3 DE ABRIL DE 1991 1913
circular aqui e nas latitudes que embasbacam certos governantes? Com espólios diversificados, os dos compositores que são uma glória da memória gregária que não traficamos e os dos que, para deleite da humanidade, pertencem a todas as pátrias? O Ballet Gulbenkian já assim opera. Quando o descobrirá o executivo de Cavaco Silva?
Falamos de música. Em múltiplas diligências, alertámos para o que ocorre e se prepara no São Carlos. A luta de instrumentistas e do corpo de bailarinos, inteiramente aplaudível, não deixa de apontar a dedo um ríseo que causa calafrios: a tentativa de transformar esse Teatro Nacional num entreposto financiador de empreendimentos importados da vasta Europa, da América, de onde quer que calhe no mundo desfronteirizado; sem companhias residentes, porém. Ou seja: o reabilitar de uma cultura ornamental, de episódica e elitista representação, com francos vistos de entrada e nenhuns de saída, que fez a gala dos idos da ditadura. Não será, a essa luz, curial recordar que, enquanto, em Paris, desde longa tradição, uma ópera só podia exibir-se desde que o libreto e o canto se exprimissem na fala de Rimbaud ou Baudelaire, Salazar, entre nós, preferiu sempre os fogos-fátuos de apeadeiro e o italiano como veículo de textos a interpretar, mesmo que escritos por autores portugueses.

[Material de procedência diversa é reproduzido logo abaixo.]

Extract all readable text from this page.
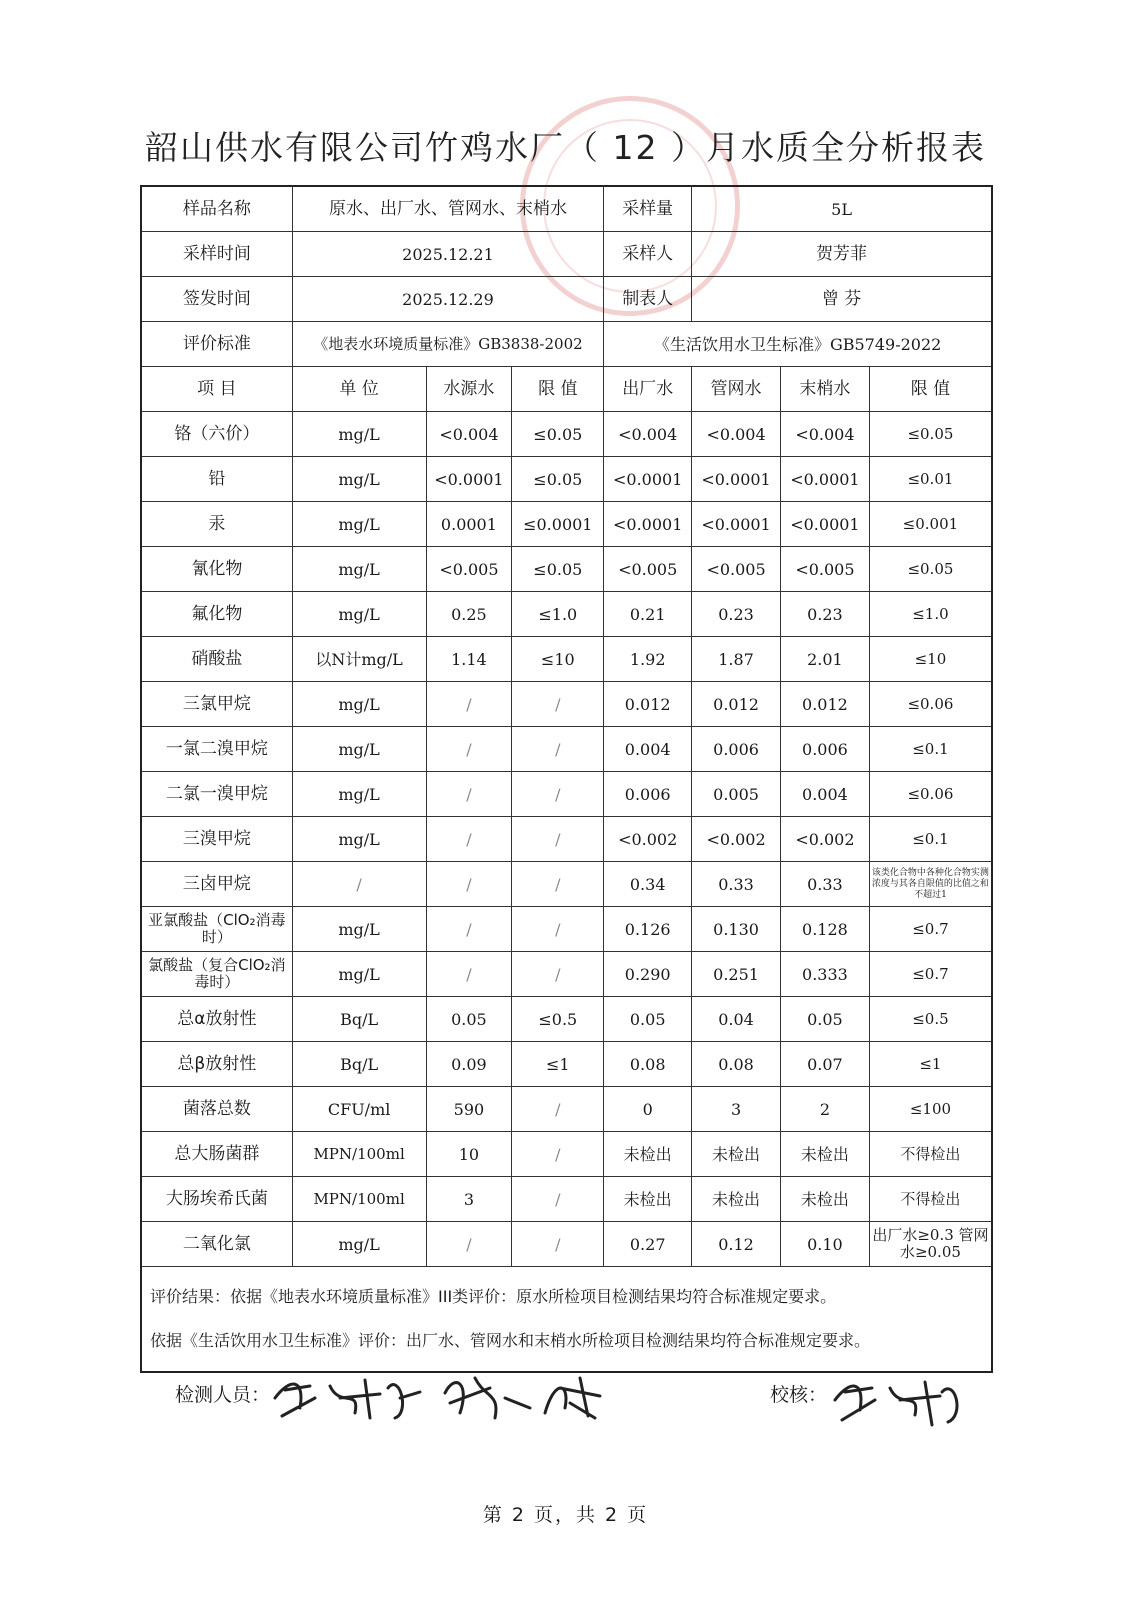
韶山供水有限公司竹鸡水厂（ 12 ）月水质全分析报表
样品名称	原水、出厂水、管网水、末梢水			采样量	5L		
采样时间	2025.12.21			采样人	贺芳菲		
签发时间	2025.12.29			制表人	曾 芬		
评价标准	《地表水环境质量标准》GB3838-2002			《生活饮用水卫生标准》GB5749-2022			
项 目	单 位	水源水	限 值	出厂水	管网水	末梢水	限 值
铬（六价）	mg/L	<0.004	≤0.05	<0.004	<0.004	<0.004	≤0.05
铅	mg/L	<0.0001	≤0.05	<0.0001	<0.0001	<0.0001	≤0.01
汞	mg/L	0.0001	≤0.0001	<0.0001	<0.0001	<0.0001	≤0.001
氰化物	mg/L	<0.005	≤0.05	<0.005	<0.005	<0.005	≤0.05
氟化物	mg/L	0.25	≤1.0	0.21	0.23	0.23	≤1.0
硝酸盐	以N计mg/L	1.14	≤10	1.92	1.87	2.01	≤10
三氯甲烷	mg/L	/	/	0.012	0.012	0.012	≤0.06
一氯二溴甲烷	mg/L	/	/	0.004	0.006	0.006	≤0.1
二氯一溴甲烷	mg/L	/	/	0.006	0.005	0.004	≤0.06
三溴甲烷	mg/L	/	/	<0.002	<0.002	<0.002	≤0.1
三卤甲烷	/	/	/	0.34	0.33	0.33	该类化合物中各种化合物实测浓度与其各自限值的比值之和不超过1
亚氯酸盐（ClO₂消毒时）	mg/L	/	/	0.126	0.130	0.128	≤0.7
氯酸盐（复合ClO₂消毒时）	mg/L	/	/	0.290	0.251	0.333	≤0.7
总α放射性	Bq/L	0.05	≤0.5	0.05	0.04	0.05	≤0.5
总β放射性	Bq/L	0.09	≤1	0.08	0.08	0.07	≤1
菌落总数	CFU/ml	590	/	0	3	2	≤100
总大肠菌群	MPN/100ml	10	/	未检出	未检出	未检出	不得检出
大肠埃希氏菌	MPN/100ml	3	/	未检出	未检出	未检出	不得检出
二氧化氯	mg/L	/	/	0.27	0.12	0.10	出厂水≥0.3 管网水≥0.05

评价结果：依据《地表水环境质量标准》III类评价：原水所检项目检测结果均符合标准规定要求。
依据《生活饮用水卫生标准》评价：出厂水、管网水和末梢水所检项目检测结果均符合标准规定要求。							
检测人员：	校核：
第 2 页，共 2 页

Sr. Presidente, Sr. Deputados: Abundam, num breve corte transverso como o que executo, as interrogações exigindo explicação tempestiva e fundada. Eis algumas ainda: primeira, que fez o Dr. Santana Lopes do protocolo sobre o Fundo Bibliográfico, assinado, em Novembro do ano derradeiro, com o Ministro moçambicano Luís Bernardo Honwana?
Segunda, quais os resultados garantidos e a activar do esforço monetário para a cooperação cultural com a África lusofalante? Emaranham-se ou não os bloqueamentos administrativos, as contraditórias orientações de despesa dos não exuberantes 140 000 contos afectados?

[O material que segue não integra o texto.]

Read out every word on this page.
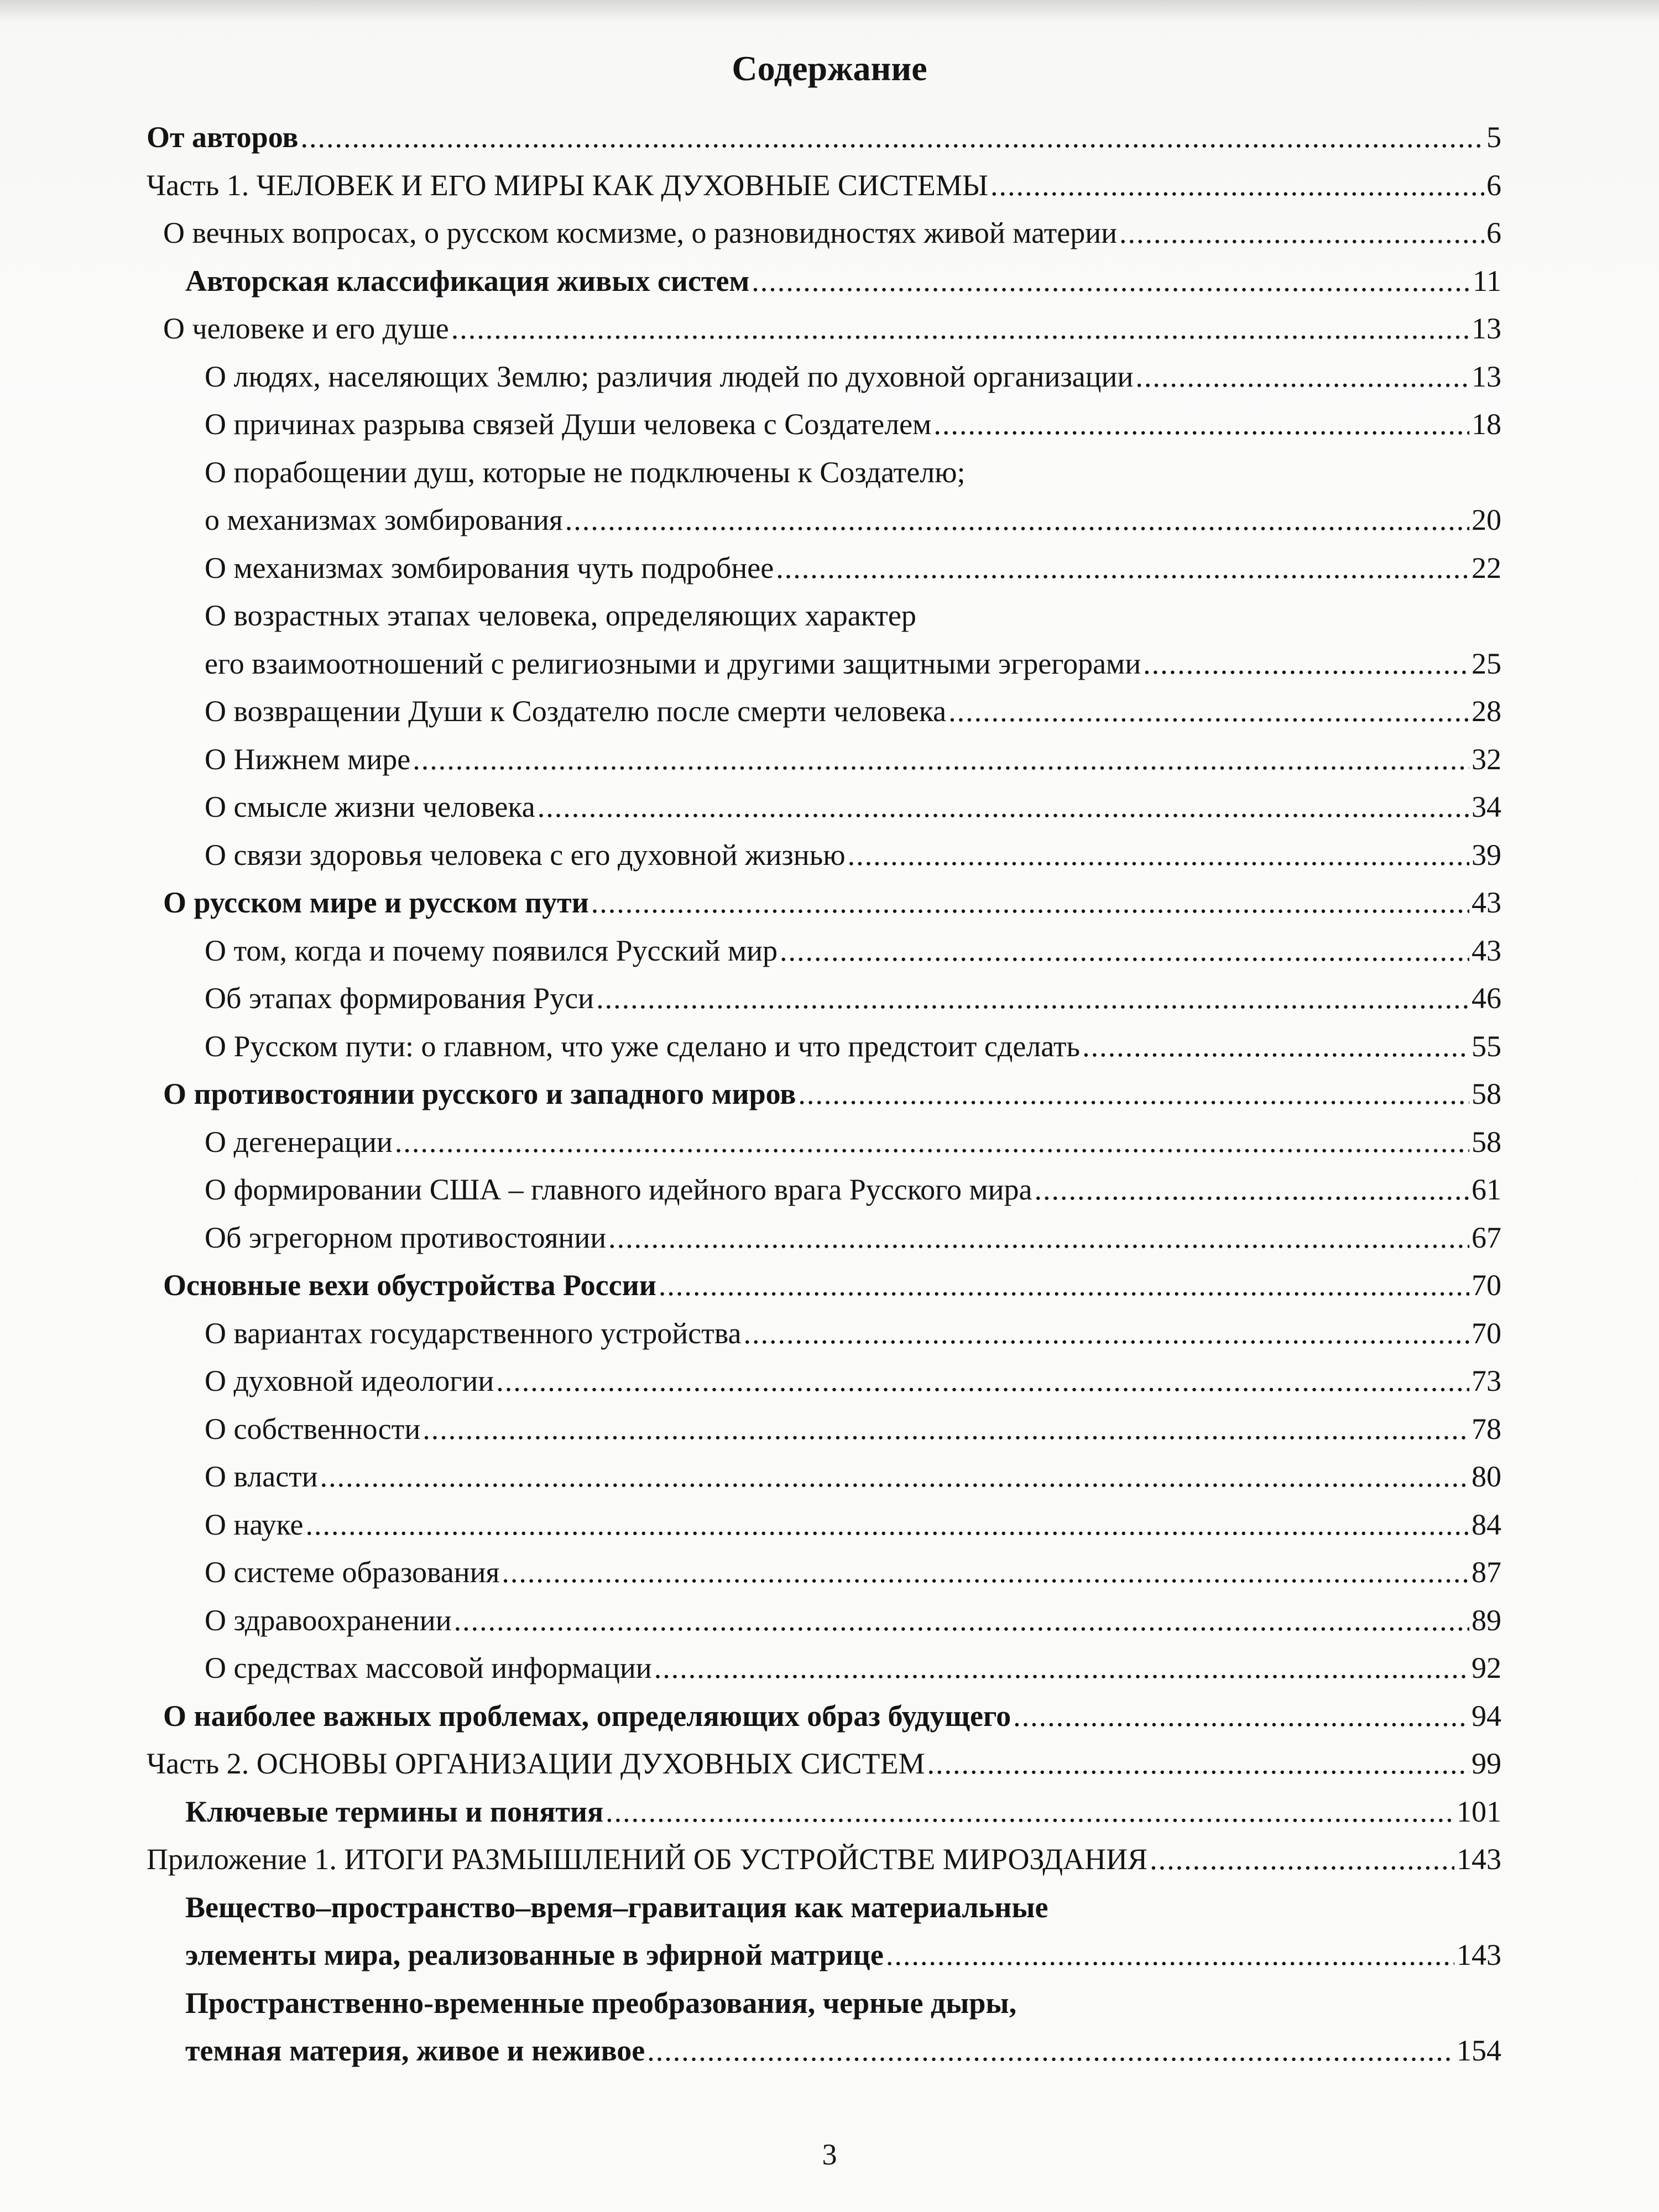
Содержание
От авторов .....	5
Часть 1. ЧЕЛОВЕК И ЕГО МИРЫ КАК ДУХОВНЫЕ СИСТЕМЫ .....	6
О вечных вопросах, о русском космизме, о разновидностях живой материи .....	6
Авторская классификация живых систем .....	11
О человеке и его душе .....	13
О людях, населяющих Землю; различия людей по духовной организации .....	13
О причинах разрыва связей Души человека с Создателем .....	18
О порабощении душ, которые не подключены к Создателю;
о механизмах зомбирования .....	20
О механизмах зомбирования чуть подробнее .....	22
О возрастных этапах человека, определяющих характер
его взаимоотношений с религиозными и другими защитными эгрегорами .....	25
О возвращении Души к Создателю после смерти человека .....	28
О Нижнем мире .....	32
О смысле жизни человека .....	34
О связи здоровья человека с его духовной жизнью .....	39
О русском мире и русском пути .....	43
О том, когда и почему появился Русский мир .....	43
Об этапах формирования Руси .....	46
О Русском пути: о главном, что уже сделано и что предстоит сделать .....	55
О противостоянии русского и западного миров .....	58
О дегенерации .....	58
О формировании США – главного идейного врага Русского мира .....	61
Об эгрегорном противостоянии .....	67
Основные вехи обустройства России .....	70
О вариантах государственного устройства .....	70
О духовной идеологии .....	73
О собственности .....	78
О власти .....	80
О науке .....	84
О системе образования .....	87
О здравоохранении .....	89
О средствах массовой информации .....	92
О наиболее важных проблемах, определяющих образ будущего .....	94
Часть 2. ОСНОВЫ ОРГАНИЗАЦИИ ДУХОВНЫХ СИСТЕМ .....	99
Ключевые термины и понятия .....	101
Приложение 1. ИТОГИ РАЗМЫШЛЕНИЙ ОБ УСТРОЙСТВЕ МИРОЗДАНИЯ .....	143
Вещество–пространство–время–гравитация как материальные
элементы мира, реализованные в эфирной матрице .....	143
Пространственно-временные преобразования, черные дыры,
темная материя, живое и неживое .....	154
3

Terceira, que actuações para a defesa e promoção da língua e literatura portuguesas além fronteiras, designadamente no território europeu e no dos PALOP? Efectivar-se-ão ou não as previstas feiras do livro em Cabo Verde, na Guiné-Bissau, nas outras capitais africanas, para que haveria de voltar-se a nossa primordial atenção?
Quarta, facto que a administração do São Carlos, à revelia da Lei da Greve, impôs descontos aos músicos, nos arredores da apresentação do Rinaldo, de dias de laboração inequivocamente prestada?
Quinta, que providências serão accionadas -embora com lastimável atraso já- para resolver o contencioso com os bailarinos da CNB, que, com inegável razão, se balem pelo reconhecimento, para todos os efeitos legais, do condicionamento de rápido desgaste das suas carreiras, debilmente remuneradas e subaproveitadas, uma vez que nada se ensejou com vista a um número não diminuível de 100 espectáculos por temporada?
Sexta, é ou não incontestável que o leviano encerramento do Conservatório Nacional de Música deu lugar a uma escola superior formada sobre esteios de incerteza e à custa de professores recrutados à margem de exigências pedagógicas sérias, assim se degradando o ensino e desprevenindo o futuro?
Sétima, como se aceita a imposição irrealista da conclusão do Inventário Nacional dos Bens Imóveis até 1992, quando inexistem quantias de maneio que não sejam de vergonha e um pessoal técnico qualificado? Que se pretende? O holocausto dos bibliotecários, arquivistas e museólogos, com a decorrente paralisia dos organismos a que estão adstritos? O destacamento de professores sem especialização, sob coordenação, por vezes, de técnicos auxiliares, é um dislate. E os 7500 contos, fruto da boa vontade da Fundação Oriente, para tal programação, não prefiguram sequer um bago de uva... Insisto: Que se pretende? Substituir a serenidade e a precisão pelo afogadilho imeritório, num rasgo obsoleto da falaciosa ineficácia?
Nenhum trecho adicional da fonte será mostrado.